# Metamath Proof Explorer

## Theorem fh1i

Description: Foulis-Holland Theorem. If any 2 pairs in a triple of orthomodular lattice elements commute, the triple is distributive. First of two parts.
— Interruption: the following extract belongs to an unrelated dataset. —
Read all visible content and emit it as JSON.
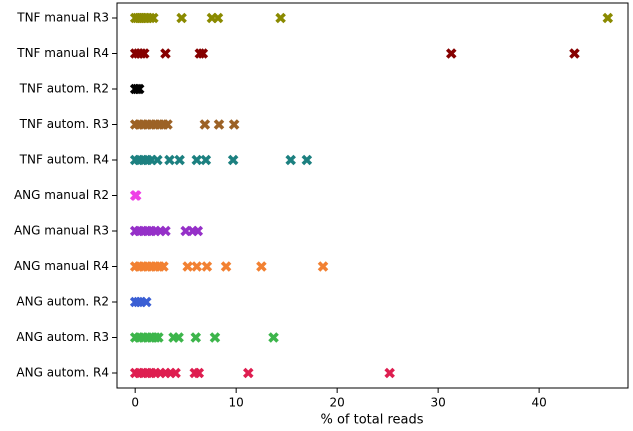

Theorem 5 of Kalmbach p. 25. (Contributed by NM, 7-Aug-2004) (New usage is discouraged.)

Ref Expression
Hypotheses fh1.1 ${⊢}{A}\in {\mathbf{C}}_{ℋ}$
fh1.2 ${⊢}{B}\in {\mathbf{C}}_{ℋ}$
fh1.3 ${⊢}{C}\in {\mathbf{C}}_{ℋ}$
fh1.4 ${⊢}{A}{𝐶}_{ℋ}{B}$
fh1.5 ${⊢}{A}{𝐶}_{ℋ}{C}$
Assertion fh1i ${⊢}{A}\cap \left({B}{\vee }_{ℋ}{C}\right)=\left({A}\cap {B}\right){\vee }_{ℋ}\left({A}\cap {C}\right)$

### Proof

Step Hyp Ref Expression
1 fh1.1 ${⊢}{A}\in {\mathbf{C}}_{ℋ}$
2 fh1.2 ${⊢}{B}\in {\mathbf{C}}_{ℋ}$
3 fh1.3 ${⊢}{C}\in {\mathbf{C}}_{ℋ}$
4 fh1.4 ${⊢}{A}{𝐶}_{ℋ}{B}$
5 fh1.5 ${⊢}{A}{𝐶}_{ℋ}{C}$
6 1 2 3 3pm3.2i ${⊢}\left({A}\in {\mathbf{C}}_{ℋ}\wedge {B}\in {\mathbf{C}}_{ℋ}\wedge {C}\in {\mathbf{C}}_{ℋ}\right)$
7 4 5 pm3.2i ${⊢}\left({A}{𝐶}_{ℋ}{B}\wedge {A}{𝐶}_{ℋ}{C}\right)$
8 fh1 ${⊢}\left(\left({A}\in {\mathbf{C}}_{ℋ}\wedge {B}\in {\mathbf{C}}_{ℋ}\wedge {C}\in {\mathbf{C}}_{ℋ}\right)\wedge \left({A}{𝐶}_{ℋ}{B}\wedge {A}{𝐶}_{ℋ}{C}\right)\right)\to {A}\cap \left({B}{\vee }_{ℋ}{C}\right)=\left({A}\cap {B}\right){\vee }_{ℋ}\left({A}\cap {C}\right)$
9 6 7 8 mp2an ${⊢}{A}\cap \left({B}{\vee }_{ℋ}{C}\right)=\left({A}\cap {B}\right){\vee }_{ℋ}\left({A}\cap {C}\right)$